There was a bit more shopping and a bit more music and a bit more dancing and that was the whole day. I think it’s good we went. Did we get what we came for? I don’t know. I guess I didn’t have any expectations really but I wished there was more information presented. Plowing a field is cool and all but some more context and explanation would’ve enriched the experience. Maybe that’s antithetical to what they’re trying to present to us though.

I wonder the impact the rolling door of foreigners has on the children, children living in a community which is priding itself on remaining unaffected by a western lifestyle. What impact do trips like this have on the youngest?

4 replies on “We came, we saw, it was traditional af?”

Great blog post, Morgan!

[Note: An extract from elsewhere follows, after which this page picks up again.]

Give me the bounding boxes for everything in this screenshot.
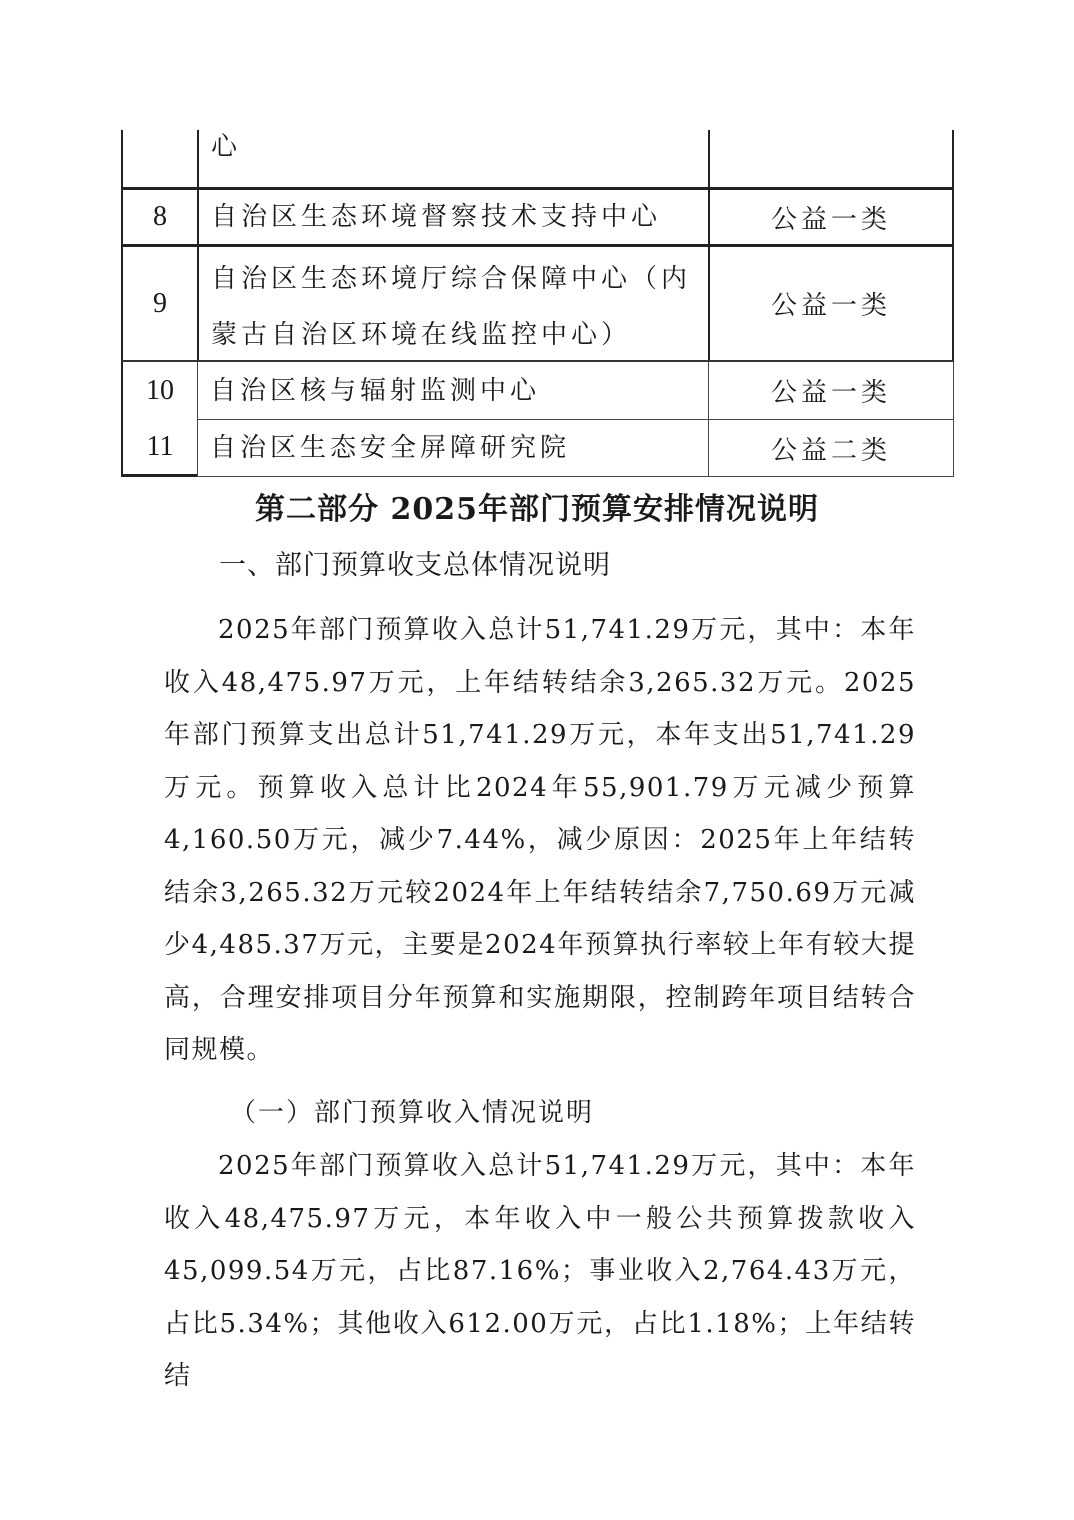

Well, look at you getting a head start so that you can live your best life blog-free, of course, getting your 4 hours of reading done. I had not given it much thought to how the children might be affected by the rolling tourists coming in and out of the community. I do remember someone from our group was playing some kid’s programming in Spanish on their phones. Is this something the parents want for them? I am not sure. Although I am sure, it wasn’t that big of a deal.

Morgan, I love your voice!

“We found out later the village takes turns plowing and tending to each other’s fields when necessary, an example of the Incan theory of reciprocity we have heard about in IGV and Guaman Poma. Little did we know we were about to reciprocate.”

You have great comic timing–I could single out so many more quotes. The sauce was, indeed, mysterious.

If not through personal interactions, I would hope that the money tourists bring goes to support the kids. I am confident that some people in our group were a good influence on the kids, but I cannot say the same for other groups. I am skeptical of the community being advertised as unaffected by Western life.